Prof. Dr. Günther Schneider
Rz. 95
Personen, die bei Unglücksfällen oder gemeiner Gefahr oder Not Hilfe leisten oder einen anderen aus gegenwärtiger Lebensgefahr oder erheblicher Gefahr für Körper oder Gesundheit zu retten unternehmen, genießen Unfallversicherungsschutz nach § 2 Abs. 1 Nr. 13a SGB VII (§ 539 Abs. 1 Nr. 9a RVO a.F.). Der Versicherungsschutz wird insoweit durch die Nothilfeleistung begründet (vgl. § 2 Abs. 1 Nr. 13a SGB VII). Als derartiger "Nothelfer" kommt in Betracht, wer aus den Umständen den "berechtigten Schluss" ziehen durfte, dass eine gemeine Gefahr vorliegt, und wer in der Absicht handelt, diese Gefahr zu beseitigen.
Rz. 96
Nach der ständigen Rechtsprechung des Bundesgerichtshofs führt der Versicherungsschutz für die Hilfeleistung nicht zur Anwendung des Haftungsausschlusses gemäß § 104 SGB VII: Weil der Versicherungsschutz des Nothelfers durch die Leistung der Nothilfe begründet wird,
Zitat
"wird (er) also gerade nicht durch die Beziehung zu einem Unternehmen begründet, wie § 104 SGB VII das voraussetzt.
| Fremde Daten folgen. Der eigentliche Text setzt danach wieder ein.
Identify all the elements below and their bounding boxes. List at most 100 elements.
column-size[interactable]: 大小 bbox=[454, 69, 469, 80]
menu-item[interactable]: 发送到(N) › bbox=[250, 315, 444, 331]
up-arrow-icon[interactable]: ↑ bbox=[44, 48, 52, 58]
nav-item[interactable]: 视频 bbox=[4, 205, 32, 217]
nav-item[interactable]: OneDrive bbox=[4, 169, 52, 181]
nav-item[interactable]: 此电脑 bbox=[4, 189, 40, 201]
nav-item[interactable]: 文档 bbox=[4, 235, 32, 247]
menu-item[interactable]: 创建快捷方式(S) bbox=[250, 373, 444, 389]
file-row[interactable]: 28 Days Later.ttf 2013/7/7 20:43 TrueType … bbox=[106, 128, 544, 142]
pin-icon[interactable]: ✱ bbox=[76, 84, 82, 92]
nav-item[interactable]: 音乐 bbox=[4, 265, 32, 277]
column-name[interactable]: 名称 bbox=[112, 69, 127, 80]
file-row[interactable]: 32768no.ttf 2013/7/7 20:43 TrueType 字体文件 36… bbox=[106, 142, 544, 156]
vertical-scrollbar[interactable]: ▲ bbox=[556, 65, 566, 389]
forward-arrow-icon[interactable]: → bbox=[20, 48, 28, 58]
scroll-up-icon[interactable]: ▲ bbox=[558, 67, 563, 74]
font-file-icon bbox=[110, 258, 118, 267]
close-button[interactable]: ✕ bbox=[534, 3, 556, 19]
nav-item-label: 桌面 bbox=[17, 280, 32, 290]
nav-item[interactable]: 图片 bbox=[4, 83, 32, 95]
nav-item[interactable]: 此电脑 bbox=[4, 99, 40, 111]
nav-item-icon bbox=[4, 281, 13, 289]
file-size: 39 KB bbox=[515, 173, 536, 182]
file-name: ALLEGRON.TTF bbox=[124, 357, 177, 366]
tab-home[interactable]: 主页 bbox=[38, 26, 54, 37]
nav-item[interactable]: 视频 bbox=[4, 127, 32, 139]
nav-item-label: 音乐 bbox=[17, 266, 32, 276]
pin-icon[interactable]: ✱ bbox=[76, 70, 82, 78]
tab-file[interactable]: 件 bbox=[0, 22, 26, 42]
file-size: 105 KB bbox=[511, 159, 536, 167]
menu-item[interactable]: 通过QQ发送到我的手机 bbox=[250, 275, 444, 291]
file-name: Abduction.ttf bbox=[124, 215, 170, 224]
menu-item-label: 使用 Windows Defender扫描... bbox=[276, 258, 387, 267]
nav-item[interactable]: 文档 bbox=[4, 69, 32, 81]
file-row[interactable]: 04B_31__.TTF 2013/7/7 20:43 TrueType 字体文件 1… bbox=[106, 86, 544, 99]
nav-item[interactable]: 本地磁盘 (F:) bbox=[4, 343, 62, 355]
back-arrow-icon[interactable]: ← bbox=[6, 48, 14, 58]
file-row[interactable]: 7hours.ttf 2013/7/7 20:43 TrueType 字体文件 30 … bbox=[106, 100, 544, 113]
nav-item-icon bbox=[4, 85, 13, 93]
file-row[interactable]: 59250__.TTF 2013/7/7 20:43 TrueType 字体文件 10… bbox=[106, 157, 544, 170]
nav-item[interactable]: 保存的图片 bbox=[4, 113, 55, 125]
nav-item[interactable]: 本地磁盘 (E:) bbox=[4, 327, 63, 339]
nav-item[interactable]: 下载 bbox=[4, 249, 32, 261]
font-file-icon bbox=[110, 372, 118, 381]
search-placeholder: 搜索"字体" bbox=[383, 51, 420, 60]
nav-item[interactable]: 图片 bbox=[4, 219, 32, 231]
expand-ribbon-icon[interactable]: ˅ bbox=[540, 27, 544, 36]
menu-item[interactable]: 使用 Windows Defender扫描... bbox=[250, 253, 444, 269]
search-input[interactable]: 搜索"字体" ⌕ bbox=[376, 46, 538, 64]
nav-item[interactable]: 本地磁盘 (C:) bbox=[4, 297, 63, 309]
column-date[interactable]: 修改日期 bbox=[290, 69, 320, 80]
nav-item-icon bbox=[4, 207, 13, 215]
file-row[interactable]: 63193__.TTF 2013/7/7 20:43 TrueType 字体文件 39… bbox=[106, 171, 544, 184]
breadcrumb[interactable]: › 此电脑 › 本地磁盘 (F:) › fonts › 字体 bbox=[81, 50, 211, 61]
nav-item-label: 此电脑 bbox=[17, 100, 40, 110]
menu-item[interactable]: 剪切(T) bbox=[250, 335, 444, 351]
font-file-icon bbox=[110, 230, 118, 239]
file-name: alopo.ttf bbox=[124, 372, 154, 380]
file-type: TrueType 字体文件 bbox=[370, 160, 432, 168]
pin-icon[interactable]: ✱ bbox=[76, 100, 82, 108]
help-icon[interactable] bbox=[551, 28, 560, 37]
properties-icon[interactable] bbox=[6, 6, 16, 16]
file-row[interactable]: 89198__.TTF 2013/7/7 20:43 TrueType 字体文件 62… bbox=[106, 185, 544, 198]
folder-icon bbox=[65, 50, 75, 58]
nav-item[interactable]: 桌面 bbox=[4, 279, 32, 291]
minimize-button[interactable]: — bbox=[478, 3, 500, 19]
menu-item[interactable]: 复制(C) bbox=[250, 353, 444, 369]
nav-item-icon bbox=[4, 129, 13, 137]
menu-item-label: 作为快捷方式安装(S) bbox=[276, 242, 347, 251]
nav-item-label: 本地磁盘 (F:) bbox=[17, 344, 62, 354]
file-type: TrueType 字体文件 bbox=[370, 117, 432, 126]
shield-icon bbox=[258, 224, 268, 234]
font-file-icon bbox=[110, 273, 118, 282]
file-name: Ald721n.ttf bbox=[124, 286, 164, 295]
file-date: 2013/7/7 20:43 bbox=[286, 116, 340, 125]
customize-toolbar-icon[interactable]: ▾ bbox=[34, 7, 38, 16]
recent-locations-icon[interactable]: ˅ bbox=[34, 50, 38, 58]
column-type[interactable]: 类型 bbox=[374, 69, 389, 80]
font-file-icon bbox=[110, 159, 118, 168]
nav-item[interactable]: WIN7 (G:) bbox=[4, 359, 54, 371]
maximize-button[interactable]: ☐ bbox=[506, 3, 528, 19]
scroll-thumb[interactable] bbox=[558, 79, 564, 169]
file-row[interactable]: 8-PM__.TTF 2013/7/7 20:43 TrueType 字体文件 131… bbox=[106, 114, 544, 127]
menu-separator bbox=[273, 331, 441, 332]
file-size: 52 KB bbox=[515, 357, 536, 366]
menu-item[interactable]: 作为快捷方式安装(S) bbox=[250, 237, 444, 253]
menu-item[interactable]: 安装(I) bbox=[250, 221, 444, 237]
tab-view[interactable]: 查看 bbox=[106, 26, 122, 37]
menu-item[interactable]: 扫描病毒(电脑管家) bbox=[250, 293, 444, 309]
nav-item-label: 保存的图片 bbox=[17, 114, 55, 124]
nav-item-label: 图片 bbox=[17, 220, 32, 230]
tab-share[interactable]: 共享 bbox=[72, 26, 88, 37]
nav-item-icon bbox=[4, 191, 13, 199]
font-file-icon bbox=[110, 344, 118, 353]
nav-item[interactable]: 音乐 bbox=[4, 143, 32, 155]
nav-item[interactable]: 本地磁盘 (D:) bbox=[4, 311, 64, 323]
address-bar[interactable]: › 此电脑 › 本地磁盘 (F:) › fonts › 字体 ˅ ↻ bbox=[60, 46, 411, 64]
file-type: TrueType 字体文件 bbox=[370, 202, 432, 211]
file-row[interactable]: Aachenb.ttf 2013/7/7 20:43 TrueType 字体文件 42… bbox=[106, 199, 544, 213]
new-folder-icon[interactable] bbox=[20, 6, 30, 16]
Das gilt [...] auch dann, wenn die Hilfeleistung einem Unternehmer zugutekommt. [...] Bei einer Hilfeleistung im Sinne von § 2 Abs. 1 Nr. 13a SGB VII ergibt sich also die Unfallversicherung kraft Gesetzes und nicht etwa daraus, dass der Versicherte einem Unternehmen zu Hilfe kommt, sondern weil er Nothilfe im Sinne dieser Vorschrift leistet und somit der Allgemeinheit hilft. Für diese Hilfe ist es gleichgültig, ob derjenige, dem geholfen wird oder der von einer Gefahr verschont wird, ein Unternehmer oder eine andere Person ist. Der Unfallversicherungsschutz wird vielmehr für den Dienst an der Allgemeinheit gewährt und soll die Bereitschaft zur Hilfeleistung durch eine soziale Existenzsicherung fördern, nicht aber einen Unternehmer privilegieren, dem möglicherweise die Hilfeleistung zugutekommt".
Rz. 97
Die Frage ist, ob der bei der Rettungsaktion verletzte Nothelfer nicht auch nach § 2 Abs. 2 S. 1 SGB VII Versicherungsschutz haben könnte, sodass seine Eingliederung in den durch die Rettungsaktion begünstigten oder mitbegünstigten Betrieb zu bejahen wäre. Nach ständiger Rechtsprechung des Bundesgerichtshofs führt eine Hilfeleistung, bei der für einen bislang Außenstehenden erst eine Gefahrenlage den Anlass zum helfenden Eingreifen bildet, nicht zu einer Haftungsablösung nach § 104 SGB VII.
Rz. 98
Etwas anderes würde nur gelten, wenn die Tätigkeiten im Rahmen der Nothilfe von so untergeordneter Bedeutung gegenüber denen sind, die der Helfer wie ein "Arbeitnehmer" im Interesse des Betriebs leistete.
Rz. 99
Bereits in Rdn 75 wurde darauf verwiesen, dass der Rechtsprechung des Bundesgerichtshofs die Tendenz zur Eingrenzung des Haftungsausschlusses immanent ist. Dies wird auch dadurch deutlich, dass der Vorschrift über die Rechtsstellung des Nothelfers nach § 2 Abs. 1 Nr. 13a SGB VII (§ 539 Abs. 1 Nr. 9a RVO a.F.) in der Praxis größeres Gewicht verliehen wird. Die großzügige Anwendung des § 2 Abs. 1 Nr. 13a SGB VII führt zur Einschränkung des Haftungsprivilegs.
Rz. 100
Dies liegt zum einen am systematischen Verhältnis der verschiedenen Versicherungstatbestände (siehe bereits Rdn 30 ff. und Rdn 39 ff.): Bejaht ein Unfallversicherungsträger seine Einstandspflicht aus § 2 Abs. 1 Nr. 13a SGB VII (§ 539 Abs. 1 Nr. 9a RVO a.F.), so verneint er damit zugleich eine Zuordnung der Unfallverletzung zu einer nach § 2 Abs. 2 S. 1 SGB VII (§ 539 Abs. 2 RVO a.F.) versicherten Tätigkeit. An diese Entscheidung des Unfallversicherungsträgers ist der Zivilrichter nach § 108 SGB VII (dazu § 37 Rdn 1 ff.) gebunden.